Sunday, June 24, 2012

334 on 22.6 /2

The edges of me feel yucky. In that brief moment before "No", I was slurped up by the foul lips of the immediate future. Within that single second, everything which would have happened after a "Yes" happened anyway. In hyper-speed. Condensed. And therefore with unbearable intensity.

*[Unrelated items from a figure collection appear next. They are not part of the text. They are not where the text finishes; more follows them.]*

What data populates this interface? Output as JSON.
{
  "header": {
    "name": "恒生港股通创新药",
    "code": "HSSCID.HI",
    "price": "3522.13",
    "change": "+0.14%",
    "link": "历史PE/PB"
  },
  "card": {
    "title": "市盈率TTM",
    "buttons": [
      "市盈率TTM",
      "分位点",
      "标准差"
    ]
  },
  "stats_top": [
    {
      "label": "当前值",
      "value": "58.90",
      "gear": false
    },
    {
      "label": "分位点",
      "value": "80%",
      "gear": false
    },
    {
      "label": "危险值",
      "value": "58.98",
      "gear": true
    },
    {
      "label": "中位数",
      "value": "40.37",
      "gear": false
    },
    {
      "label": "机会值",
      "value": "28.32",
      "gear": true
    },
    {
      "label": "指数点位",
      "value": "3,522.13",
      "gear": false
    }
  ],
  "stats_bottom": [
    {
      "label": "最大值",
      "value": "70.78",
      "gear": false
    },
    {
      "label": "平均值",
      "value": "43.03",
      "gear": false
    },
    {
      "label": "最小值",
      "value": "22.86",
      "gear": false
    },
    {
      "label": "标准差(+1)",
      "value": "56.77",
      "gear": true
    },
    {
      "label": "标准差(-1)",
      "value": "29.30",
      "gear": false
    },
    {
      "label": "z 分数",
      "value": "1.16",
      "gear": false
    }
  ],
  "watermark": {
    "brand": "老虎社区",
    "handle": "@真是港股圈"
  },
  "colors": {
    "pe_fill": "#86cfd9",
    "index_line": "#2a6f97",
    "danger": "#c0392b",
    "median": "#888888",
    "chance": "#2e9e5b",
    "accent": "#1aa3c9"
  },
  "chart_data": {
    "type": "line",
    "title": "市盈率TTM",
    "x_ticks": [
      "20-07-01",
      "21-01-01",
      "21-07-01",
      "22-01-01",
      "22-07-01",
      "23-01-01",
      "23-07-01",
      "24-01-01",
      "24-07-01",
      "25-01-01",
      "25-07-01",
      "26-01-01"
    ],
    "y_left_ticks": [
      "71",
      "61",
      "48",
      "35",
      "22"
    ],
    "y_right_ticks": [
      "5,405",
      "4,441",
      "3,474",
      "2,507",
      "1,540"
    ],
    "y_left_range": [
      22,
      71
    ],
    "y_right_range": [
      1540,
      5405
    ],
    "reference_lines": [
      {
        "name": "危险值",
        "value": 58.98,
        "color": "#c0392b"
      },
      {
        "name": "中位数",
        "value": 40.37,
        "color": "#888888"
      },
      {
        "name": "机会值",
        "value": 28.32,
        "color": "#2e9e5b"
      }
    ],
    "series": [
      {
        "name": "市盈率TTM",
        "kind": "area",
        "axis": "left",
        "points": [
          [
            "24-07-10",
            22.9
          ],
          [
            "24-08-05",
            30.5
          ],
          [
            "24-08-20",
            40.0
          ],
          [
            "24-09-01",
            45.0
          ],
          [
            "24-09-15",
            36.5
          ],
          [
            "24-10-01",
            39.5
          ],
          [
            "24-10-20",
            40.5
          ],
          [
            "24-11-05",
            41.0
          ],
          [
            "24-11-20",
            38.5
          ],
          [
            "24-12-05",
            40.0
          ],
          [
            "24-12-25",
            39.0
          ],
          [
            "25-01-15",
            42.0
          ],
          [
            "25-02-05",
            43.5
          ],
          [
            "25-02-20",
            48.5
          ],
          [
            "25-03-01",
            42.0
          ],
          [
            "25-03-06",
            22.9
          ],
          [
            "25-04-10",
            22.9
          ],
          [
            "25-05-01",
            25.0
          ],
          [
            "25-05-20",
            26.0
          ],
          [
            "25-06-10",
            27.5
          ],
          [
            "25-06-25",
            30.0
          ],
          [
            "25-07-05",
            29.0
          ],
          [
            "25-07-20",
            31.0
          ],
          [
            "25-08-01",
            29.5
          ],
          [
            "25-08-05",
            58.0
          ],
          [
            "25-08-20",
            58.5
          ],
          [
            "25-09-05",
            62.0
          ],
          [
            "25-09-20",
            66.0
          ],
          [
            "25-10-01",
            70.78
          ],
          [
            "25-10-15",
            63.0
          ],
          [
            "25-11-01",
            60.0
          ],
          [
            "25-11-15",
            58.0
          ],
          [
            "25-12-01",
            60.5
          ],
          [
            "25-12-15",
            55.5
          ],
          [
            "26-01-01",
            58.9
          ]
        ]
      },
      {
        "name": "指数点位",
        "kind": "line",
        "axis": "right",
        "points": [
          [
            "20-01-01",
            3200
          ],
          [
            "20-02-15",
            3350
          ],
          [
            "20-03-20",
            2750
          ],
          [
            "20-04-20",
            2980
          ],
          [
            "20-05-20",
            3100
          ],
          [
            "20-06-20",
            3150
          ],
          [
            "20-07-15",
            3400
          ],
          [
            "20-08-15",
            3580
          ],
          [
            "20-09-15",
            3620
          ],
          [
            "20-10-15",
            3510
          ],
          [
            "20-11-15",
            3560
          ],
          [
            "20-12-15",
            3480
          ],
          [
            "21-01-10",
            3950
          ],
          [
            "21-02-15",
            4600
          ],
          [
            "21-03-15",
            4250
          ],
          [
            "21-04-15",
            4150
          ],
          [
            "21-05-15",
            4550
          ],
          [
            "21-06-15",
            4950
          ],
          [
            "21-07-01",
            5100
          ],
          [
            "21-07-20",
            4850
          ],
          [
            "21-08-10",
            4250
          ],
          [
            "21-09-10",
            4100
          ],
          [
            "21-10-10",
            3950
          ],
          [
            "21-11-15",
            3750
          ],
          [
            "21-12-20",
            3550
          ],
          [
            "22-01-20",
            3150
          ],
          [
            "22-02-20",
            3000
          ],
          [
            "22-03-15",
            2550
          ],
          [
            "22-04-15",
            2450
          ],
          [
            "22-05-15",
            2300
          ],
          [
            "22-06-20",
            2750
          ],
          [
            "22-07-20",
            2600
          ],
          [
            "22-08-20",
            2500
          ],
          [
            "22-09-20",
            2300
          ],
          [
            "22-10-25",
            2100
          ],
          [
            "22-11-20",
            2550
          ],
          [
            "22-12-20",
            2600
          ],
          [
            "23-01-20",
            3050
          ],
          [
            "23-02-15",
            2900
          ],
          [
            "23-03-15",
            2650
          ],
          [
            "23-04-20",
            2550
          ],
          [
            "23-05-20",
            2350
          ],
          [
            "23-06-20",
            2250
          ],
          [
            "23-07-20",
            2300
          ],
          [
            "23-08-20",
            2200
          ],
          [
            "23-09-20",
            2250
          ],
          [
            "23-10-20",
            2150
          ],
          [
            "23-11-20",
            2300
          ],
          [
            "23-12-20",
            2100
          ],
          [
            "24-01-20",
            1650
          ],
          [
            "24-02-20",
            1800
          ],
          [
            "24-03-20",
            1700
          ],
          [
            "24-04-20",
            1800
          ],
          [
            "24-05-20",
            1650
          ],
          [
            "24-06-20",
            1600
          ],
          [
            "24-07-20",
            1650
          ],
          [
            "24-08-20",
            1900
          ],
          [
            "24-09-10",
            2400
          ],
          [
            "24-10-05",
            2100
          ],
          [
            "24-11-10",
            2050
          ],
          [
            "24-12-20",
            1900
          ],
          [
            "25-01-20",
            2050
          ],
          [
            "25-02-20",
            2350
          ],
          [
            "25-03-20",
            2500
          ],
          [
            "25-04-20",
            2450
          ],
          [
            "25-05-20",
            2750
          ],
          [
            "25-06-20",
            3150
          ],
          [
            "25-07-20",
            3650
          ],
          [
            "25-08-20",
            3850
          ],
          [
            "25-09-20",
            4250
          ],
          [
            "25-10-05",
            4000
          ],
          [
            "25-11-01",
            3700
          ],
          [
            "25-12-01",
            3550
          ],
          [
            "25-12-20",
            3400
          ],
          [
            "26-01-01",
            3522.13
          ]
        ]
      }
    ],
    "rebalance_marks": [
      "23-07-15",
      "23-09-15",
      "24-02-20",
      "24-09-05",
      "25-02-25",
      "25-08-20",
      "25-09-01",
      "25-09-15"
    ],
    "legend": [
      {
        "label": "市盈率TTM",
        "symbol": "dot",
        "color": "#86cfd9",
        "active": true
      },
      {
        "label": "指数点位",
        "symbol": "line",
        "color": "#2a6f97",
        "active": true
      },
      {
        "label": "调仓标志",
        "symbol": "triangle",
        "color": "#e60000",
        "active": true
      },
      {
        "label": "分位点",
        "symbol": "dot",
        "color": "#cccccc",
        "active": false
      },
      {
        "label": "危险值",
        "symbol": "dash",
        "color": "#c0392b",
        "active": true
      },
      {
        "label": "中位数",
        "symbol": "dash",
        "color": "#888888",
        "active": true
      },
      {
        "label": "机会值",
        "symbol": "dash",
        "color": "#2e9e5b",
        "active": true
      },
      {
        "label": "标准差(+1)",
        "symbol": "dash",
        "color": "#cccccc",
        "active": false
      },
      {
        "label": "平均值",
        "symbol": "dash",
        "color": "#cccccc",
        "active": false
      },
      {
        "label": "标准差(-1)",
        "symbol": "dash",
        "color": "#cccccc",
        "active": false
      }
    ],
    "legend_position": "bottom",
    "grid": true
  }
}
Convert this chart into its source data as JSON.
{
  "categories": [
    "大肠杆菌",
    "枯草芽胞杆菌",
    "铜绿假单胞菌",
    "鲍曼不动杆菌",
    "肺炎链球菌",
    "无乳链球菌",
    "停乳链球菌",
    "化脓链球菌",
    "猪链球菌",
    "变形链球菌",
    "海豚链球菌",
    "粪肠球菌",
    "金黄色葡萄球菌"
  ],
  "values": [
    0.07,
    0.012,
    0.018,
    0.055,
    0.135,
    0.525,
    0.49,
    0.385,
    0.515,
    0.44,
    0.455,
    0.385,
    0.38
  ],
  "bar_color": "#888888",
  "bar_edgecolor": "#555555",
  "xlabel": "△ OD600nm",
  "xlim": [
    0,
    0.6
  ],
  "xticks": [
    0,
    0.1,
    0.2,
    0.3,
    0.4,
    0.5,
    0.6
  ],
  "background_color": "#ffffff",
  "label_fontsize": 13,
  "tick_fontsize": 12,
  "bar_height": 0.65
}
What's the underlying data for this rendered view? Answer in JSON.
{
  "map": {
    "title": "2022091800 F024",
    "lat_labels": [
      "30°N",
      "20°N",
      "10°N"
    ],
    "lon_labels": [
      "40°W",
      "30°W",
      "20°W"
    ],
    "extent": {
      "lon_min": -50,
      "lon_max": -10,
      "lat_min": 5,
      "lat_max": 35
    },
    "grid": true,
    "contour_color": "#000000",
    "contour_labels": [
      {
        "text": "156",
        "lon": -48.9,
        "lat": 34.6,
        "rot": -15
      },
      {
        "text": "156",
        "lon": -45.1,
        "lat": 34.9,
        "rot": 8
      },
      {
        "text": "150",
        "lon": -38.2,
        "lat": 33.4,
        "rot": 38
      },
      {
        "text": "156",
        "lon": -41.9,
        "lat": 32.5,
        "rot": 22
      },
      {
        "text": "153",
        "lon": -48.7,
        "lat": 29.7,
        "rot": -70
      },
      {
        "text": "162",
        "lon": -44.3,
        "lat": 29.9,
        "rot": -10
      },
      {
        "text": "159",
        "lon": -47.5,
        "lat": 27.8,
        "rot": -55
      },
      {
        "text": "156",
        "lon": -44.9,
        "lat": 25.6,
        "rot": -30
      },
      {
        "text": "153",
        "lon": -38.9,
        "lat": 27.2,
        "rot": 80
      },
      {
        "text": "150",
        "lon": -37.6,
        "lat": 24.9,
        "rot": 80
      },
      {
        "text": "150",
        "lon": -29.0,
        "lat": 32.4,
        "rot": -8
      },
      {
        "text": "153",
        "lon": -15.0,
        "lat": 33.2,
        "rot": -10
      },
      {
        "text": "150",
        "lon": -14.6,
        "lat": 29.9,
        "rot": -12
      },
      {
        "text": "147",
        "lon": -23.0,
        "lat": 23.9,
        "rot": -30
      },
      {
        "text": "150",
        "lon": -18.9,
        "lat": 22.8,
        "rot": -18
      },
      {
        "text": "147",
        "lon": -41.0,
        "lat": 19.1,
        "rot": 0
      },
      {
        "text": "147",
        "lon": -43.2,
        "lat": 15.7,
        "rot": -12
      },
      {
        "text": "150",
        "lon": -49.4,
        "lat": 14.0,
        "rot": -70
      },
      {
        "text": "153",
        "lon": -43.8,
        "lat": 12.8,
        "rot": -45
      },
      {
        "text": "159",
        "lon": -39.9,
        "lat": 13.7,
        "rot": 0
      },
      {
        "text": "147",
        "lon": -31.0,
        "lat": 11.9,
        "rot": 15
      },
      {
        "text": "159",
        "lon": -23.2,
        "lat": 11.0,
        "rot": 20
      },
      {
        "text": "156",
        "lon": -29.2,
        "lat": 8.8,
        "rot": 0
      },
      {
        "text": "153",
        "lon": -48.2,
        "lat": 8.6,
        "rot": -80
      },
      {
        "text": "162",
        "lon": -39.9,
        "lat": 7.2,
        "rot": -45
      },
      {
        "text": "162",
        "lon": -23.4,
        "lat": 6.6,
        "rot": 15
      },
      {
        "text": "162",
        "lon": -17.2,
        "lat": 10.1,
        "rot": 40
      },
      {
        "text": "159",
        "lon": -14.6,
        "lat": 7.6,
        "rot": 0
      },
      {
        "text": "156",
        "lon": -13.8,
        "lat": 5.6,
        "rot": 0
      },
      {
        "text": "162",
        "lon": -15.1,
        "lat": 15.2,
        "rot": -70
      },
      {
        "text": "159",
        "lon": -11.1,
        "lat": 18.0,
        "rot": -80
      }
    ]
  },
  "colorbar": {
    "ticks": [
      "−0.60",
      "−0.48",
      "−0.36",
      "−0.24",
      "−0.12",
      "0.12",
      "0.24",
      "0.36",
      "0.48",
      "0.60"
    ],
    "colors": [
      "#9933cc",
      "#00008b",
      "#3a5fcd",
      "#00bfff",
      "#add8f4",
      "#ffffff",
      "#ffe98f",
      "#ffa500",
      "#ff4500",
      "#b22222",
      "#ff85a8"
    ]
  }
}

I was put into a situation which gave me two detestable options. So that, regardless, I was left with a diseased conscience. No illness from poorly chosen actions, but from that pause lingering in me. That hesitation itself had a voice which screeched up and down the long, narrow cavity of the broken bus and gluttonously ate my footsteps along Beechcroft Avenue and accompanied me to bed. A putrid companion.

Sincerely, I asked because of your props, not because of your blocking or your delivery.

Strangely, no fear from me. Rather, some pity.

But still, a yucky feeling... One which leaves me hovering at the window suspiciously, wondering whether to break the ritual of open curtains. Questioning, too, how Christmas can be mid-winter. Not in this country, I suppose. Though maybe in your native land. Which explains the back-to-forwardness.

It feels invasive knowing society allows for such encounters. I am not a movie. I am not your vehicle to spontaneity. I am Natalie Maria, trying to go home.